La précision des méthodes d’analyse dans le cadre de l’estimation des dyspériodicités vocales est une caractéristique fondamentale. En effet, les perturbations cycle à cycle des durées de cycle peuvent être inférieures à 1 % alors que les perturbations cycle à cycle de l’amplitude peuvent être inférieures à 10 %. Donc, les méthodes de traitement doivent être appliquées avec précaution vis à vis de la précision de mesure pour ne pas biaiser les valeurs numériques. Le bruit de quantification par exemple peut affecter la précision d’estimation s’il n’est pas pris en considération.

Cette thèse se focalise sur le développement de méthodes robustes d’analyse acoustiques du signal de parole continue en vue de la caractérisation des troubles de la voix, la définition et l’évaluation d’indices acoustiques pour quantifier les dyspériodicités vocales et le développement d’une méthode d’évaluation perceptive fiable permettant de mesurer et comparer les performances des différentes méthodes d’analyse développées.

Les méthodes développées sont de deux types : des méthodes d’analyse par bloc qui opèrent sur des trames de courte durée du signal et des méthodes adaptatives qui permettent d’analyser le signal à chaque échantillon en tenant compte de son caractère non stationnaire.

Deux indices acoustiques sont utilisés pour quantifier les dyspériodicités vocales dans le signal de parole. Le premier indice, utilisé conventionnellement dans le cadre de l’évaluation objective de la qualité de la voix, est le rapport signal à dyspériodicité global. La valeur numérique de l’indice global est principalement déterminée par les segments vocaliques et donc il peut masquer certains évènements locaux, notamment dans le cas de l’analyse de la parole continue. Le second indice proposé comme alternative à l’indice global est le rapport signal à dyspériodicité segmental. Il a pour objectif de donner une plus forte pondération aux segments bruités de faibles niveaux qui sont peu pondérés dans le calcul de l’indice global.

La méthode d’évaluation perceptive développée est basée sur la comparaison de paires de signaux. Elle permet d’obtenir des résultats fiables même lorsque l’évaluation est réalisée par des auditeurs naïfs n’ayant pas d’expérience dans l’évaluation de la qualité de la voix et permet une grande concordance inter-juges et intra-juges.
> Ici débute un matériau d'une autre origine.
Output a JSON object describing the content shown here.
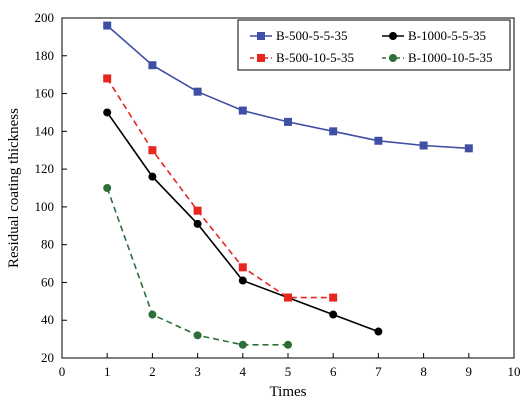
{
  "chart_data": {
    "type": "line",
    "title": "",
    "xlabel": "Times",
    "ylabel": "Residual coating thickness",
    "xlim": [
      0,
      10
    ],
    "ylim": [
      20,
      200
    ],
    "xticks": [
      0,
      1,
      2,
      3,
      4,
      5,
      6,
      7,
      8,
      9,
      10
    ],
    "yticks": [
      20,
      40,
      60,
      80,
      100,
      120,
      140,
      160,
      180,
      200
    ],
    "grid": false,
    "legend_position": "top-right",
    "series": [
      {
        "name": "B-500-5-5-35",
        "color": "#3f4fa3",
        "marker": "square",
        "line_style": "solid",
        "x": [
          1,
          2,
          3,
          4,
          5,
          6,
          7,
          8,
          9
        ],
        "y": [
          196,
          175,
          161,
          151,
          145,
          140,
          135,
          132.5,
          131
        ]
      },
      {
        "name": "B-1000-5-5-35",
        "color": "#000000",
        "marker": "circle",
        "line_style": "solid",
        "x": [
          1,
          2,
          3,
          4,
          5,
          6,
          7
        ],
        "y": [
          150,
          116,
          91,
          61,
          52,
          43,
          34
        ]
      },
      {
        "name": "B-500-10-5-35",
        "color": "#e8251e",
        "marker": "square",
        "line_style": "dashed",
        "x": [
          1,
          2,
          3,
          4,
          5,
          6
        ],
        "y": [
          168,
          130,
          98,
          68,
          52,
          52
        ]
      },
      {
        "name": "B-1000-10-5-35",
        "color": "#2e6e3a",
        "marker": "circle",
        "line_style": "dashed",
        "x": [
          1,
          2,
          3,
          4,
          5
        ],
        "y": [
          110,
          43,
          32,
          27,
          27
        ]
      }
    ]
  }
}
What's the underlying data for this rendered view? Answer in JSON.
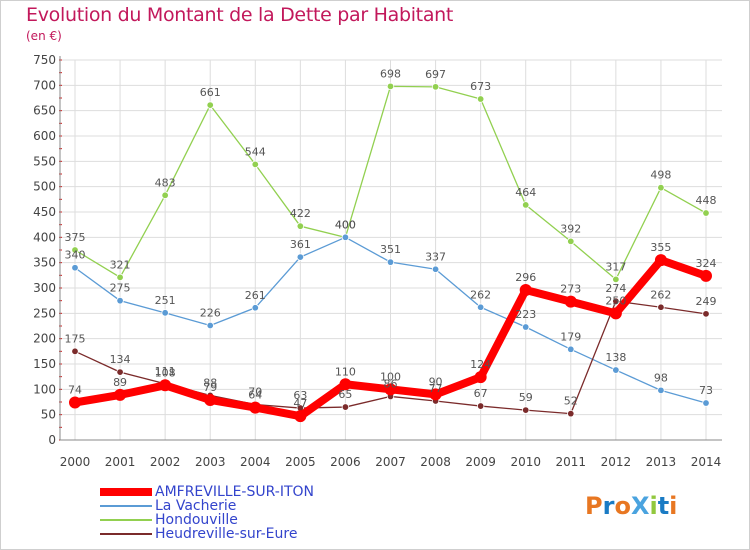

Les performances de la méthode d’évaluation perceptive basée sur la comparaison de paires de signaux sont comparées à celles de la méthode conventionnelle utilisée en milieu clinique.

Les performances des différentes méthodes d’analyse et des indices acoustiques sont mesurées en les testant sur des corpus comprenant des voyelles soutenues et de la parole continue. Les stimuli sont produits par des locuteurs normophoniques et dysphoniques et comprennent une large gamme de pathologies.